Traffic Class Forwarding Class Traffic Class Traffic Type Queue Loss Priority DSCP Rewrite Dot1P Rewrite

Premium

Forwarding Class 4
(Expedited-Forwarding)

TC1

Highest Priority - Real-time voice and video (eg. MS Teams, Zoom)

-

Low

No

No

Business1

Forwarding Class 8

TC2

High Priority - ERP systems, database transactions

0

High

No

No

Business2

Forwarding Class 9

TC2

High Priority - Important business applications, financials transactions

1

High

No

No

Business3

Forwarding Class 10

TC2

High Priority - Critical business applications, real-time data trading

2

High

No

No

Internet-Default

Forwarding Class 12
(Best-Effort)

TC3

Medium Priortiy - Web browsing, software updates

-

High

No

No

For enabling Internet Egress QoS for the first time, the user needs to navigate to the Policy page and click on the QoS tab.

Internet Egress 01

Then the user needs to activate the QoS classes they want and together with the activation of the classes, a new table will appear and the Interface QoS Status can be switched on/off.

Internet Egress 02

In addition, the execution of QoS commands has now been moved from the Summary page to the Tools section under QoS.

Internet Egress 03

Last, the display of Internet WAN QoS Logging will be in the Analytics tab, under Interface QoS Analytics. See picture below:

Internet Egress 04

The following Use Cases, describe the scenarios where Internet Egress QoS can be applied:

Use Case 1: QoS Internet Site only Scenario 1: If at least one Internet uplink exists, the customer can configure QoS on Internet Egress. The necessary configurations/steps 1-6 are mentioned above. Scenario 2: If there are more than one Internet uplinks, the user can configure QoS on all available uplinks separately.
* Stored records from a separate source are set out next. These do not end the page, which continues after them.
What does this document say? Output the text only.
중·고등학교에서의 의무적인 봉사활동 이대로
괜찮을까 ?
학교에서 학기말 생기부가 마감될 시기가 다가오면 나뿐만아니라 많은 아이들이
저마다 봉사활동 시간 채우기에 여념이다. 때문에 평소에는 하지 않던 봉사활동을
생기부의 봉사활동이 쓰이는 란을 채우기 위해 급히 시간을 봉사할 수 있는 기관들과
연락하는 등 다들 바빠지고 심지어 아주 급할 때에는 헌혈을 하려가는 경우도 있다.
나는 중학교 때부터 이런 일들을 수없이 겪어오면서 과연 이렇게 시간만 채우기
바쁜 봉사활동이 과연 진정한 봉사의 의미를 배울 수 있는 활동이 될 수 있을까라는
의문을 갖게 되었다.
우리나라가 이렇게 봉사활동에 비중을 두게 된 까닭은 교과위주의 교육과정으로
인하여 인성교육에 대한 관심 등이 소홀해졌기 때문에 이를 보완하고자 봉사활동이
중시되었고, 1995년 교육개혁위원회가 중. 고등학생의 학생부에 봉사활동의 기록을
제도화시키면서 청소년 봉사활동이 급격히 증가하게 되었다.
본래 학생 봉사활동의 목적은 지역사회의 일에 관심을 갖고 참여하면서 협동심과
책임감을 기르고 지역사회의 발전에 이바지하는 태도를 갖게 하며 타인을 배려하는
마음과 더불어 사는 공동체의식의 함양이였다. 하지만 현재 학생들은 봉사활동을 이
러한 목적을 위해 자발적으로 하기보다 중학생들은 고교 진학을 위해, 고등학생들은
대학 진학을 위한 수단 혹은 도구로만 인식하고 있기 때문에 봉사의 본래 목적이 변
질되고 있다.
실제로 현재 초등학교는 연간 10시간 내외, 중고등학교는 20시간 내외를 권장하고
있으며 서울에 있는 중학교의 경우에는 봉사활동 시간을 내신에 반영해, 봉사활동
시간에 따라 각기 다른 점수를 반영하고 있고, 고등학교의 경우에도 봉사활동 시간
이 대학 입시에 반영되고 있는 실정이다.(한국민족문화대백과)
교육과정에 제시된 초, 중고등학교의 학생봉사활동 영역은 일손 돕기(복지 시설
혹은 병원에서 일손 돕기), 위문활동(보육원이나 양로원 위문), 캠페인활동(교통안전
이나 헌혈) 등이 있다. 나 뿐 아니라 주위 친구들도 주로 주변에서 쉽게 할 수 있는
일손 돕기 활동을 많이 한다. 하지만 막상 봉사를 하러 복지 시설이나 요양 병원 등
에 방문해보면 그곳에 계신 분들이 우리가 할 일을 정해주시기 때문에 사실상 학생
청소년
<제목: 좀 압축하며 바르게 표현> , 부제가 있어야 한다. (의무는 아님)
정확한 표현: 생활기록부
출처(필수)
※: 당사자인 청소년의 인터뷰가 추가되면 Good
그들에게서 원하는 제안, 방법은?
Use Case 2: QoS Hybrid Site Scenario 1: If there are MPLS and Internet uplinks, but no QoS enabled, the customer can configure the Internet QoS only, for MPLS configuration Colt SD need to configure. Scenario 2: If there are MPLS and Internet uplinks and QoS is enabled on MPLS, then the internet uplink will inherit the QoS attributes of the MPLS link, after enabling Internet QoS. Scenario 3: If there is a hybrid site with no QoS configured, the user will be able to configure Internet QoS only.